Sus protagonistas -Pedro Casablanc y Maru Valdivielso- son dos parejas formadas por tres aristócratas y un vividor que aspiran a sacar provecho de sus debilidades. «Son clasistas y racistas, frívolos y desalmados; son hipócritas, banales y egoístas; actúan como depredadores; no tienen principios ni límites, aunque sí miedo a que los miserables a quienes desprecian se junten y los ataquen; su humor es sarcasmo, su ironía es rabia; son grotescos pero peligrosos y, antes que nada, son infelices, están vacíos aunque no les falte de nada, y ni sus lujos ni su lujuria los llenan: a nadie le amarga un dulce, excepto a ellos. No creen en el amor y cuando forman parejas no lo hacen porque se quieran, sino porque se necesitan en el mal sentido de la palabra; no se seducen, se cazan; no se dan, se ponen precio; no se entregan, se venden, transforman sus cuerpos en una mercancía y sólo llegan al placer a través del dolor, el abuso y la humillación. Y a la hora de vengar una infidelidad, no descartan ni desplumar al traidor ni cometer un crimen», afirma Casablanc, y añade que todo esto en un lenguaje que a veces es de enorme dureza.

Casablanc ha venido ya varias veces a Gran Canaria y recuerda varias obras que ha interpretado en el Cuyás. A lo largo de su trayectoria profesional no ha parado en diversos proyectos y desde su experiencia destaca que tras la pandemia «estamos todos con muchas ganas de hacer cosas. Ese parón ha supuesto un ocio creativo para todos y a mí me ha servido para seguir escribiendo e imaginar proyectos, como la dirección de un cortometraje en Casares (Ronda), de título 'Sacrilegio' sobre los bandoleros andaluces del siglo XVIII».

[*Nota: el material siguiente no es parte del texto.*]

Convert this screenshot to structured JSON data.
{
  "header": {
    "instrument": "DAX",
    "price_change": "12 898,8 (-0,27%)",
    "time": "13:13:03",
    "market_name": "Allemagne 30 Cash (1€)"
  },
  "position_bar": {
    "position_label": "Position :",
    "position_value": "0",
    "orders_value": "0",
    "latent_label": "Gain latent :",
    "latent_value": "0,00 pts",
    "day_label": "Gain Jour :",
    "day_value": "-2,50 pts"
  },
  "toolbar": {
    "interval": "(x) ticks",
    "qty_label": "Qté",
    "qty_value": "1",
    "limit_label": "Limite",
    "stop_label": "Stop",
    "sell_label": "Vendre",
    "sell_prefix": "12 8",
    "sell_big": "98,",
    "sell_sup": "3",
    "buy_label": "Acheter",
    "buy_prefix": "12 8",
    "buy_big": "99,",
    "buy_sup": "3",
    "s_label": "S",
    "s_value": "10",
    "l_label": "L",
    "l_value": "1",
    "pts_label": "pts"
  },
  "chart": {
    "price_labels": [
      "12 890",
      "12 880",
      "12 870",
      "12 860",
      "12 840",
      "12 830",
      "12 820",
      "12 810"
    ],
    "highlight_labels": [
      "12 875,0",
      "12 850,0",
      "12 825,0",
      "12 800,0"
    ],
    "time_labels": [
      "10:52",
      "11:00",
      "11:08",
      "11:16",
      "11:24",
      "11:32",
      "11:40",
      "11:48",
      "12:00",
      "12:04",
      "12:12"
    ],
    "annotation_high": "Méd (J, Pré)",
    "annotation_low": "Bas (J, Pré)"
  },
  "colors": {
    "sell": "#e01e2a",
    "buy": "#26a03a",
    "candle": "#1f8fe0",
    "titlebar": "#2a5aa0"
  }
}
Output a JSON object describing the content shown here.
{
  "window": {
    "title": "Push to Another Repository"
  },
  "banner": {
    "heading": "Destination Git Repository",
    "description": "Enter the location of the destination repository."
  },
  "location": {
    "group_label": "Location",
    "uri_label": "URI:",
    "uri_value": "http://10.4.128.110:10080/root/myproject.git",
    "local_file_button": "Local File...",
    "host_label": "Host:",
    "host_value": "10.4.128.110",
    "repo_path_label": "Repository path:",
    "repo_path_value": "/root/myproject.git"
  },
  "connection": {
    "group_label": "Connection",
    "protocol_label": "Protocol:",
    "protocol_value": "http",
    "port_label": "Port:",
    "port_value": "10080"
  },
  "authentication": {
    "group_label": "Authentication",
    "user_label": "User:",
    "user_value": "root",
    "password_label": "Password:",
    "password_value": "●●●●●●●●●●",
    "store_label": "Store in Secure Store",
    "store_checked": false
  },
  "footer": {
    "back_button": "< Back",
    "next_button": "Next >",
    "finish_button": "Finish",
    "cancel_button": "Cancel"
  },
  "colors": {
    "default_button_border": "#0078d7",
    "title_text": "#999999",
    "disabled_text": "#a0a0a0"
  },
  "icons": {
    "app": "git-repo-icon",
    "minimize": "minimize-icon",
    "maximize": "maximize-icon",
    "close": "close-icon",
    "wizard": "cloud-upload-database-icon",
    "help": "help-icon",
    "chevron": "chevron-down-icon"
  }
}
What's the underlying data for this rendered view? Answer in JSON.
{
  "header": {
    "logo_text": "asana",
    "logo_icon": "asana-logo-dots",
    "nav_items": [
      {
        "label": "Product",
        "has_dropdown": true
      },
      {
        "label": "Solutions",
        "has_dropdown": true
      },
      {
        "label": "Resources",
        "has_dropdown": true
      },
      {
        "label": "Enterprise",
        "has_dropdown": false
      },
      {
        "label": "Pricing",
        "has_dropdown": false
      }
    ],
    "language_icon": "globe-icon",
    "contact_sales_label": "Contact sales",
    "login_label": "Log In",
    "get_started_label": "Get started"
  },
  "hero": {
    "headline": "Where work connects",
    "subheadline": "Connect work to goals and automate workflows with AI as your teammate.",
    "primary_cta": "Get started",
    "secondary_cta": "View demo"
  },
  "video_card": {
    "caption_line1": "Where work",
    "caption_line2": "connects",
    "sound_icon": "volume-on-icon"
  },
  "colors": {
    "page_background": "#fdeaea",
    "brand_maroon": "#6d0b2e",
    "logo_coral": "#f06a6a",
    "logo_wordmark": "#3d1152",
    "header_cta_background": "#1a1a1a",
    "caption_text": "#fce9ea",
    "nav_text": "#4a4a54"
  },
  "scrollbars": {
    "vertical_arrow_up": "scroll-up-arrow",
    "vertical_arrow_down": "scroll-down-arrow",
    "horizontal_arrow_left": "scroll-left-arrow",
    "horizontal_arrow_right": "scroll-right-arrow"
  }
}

De decadencia moral servida en medio de una gran belleza formal. De sociología de un mundo en el que unos mandan y otros no, en los que la clase alta mira por encima del hombro, desde la soberbia, el odio al otro, el racismo. De eso va la obra de Steven Berkoff, estrenada en Londres en 1981 y centrada en criticar a esa alta sociedad que vive en otro planeta, y que ahora llega con esta versión adaptada a la sociedad que hoy vivimos.

Las entradas para este espectáculo están a la venta a través de los canales habituales con que cuenta el Cuyás: su página web (www.teatrocuyas.com) y su taquilla, ubicada en la calle Viera y Clavijo de la capital grancanaria.

El Cuyás sube el telón el próximo viernes a una temporada llena de alicientes, que se estrena con esta obra que no dejará a nadie indiferente. Entre septiembre y enero, el recinto capitalino ofrecerá una programación con un total de trece espectáculos de teatro (seis); danza (cuatro); música (dos) y humor (uno).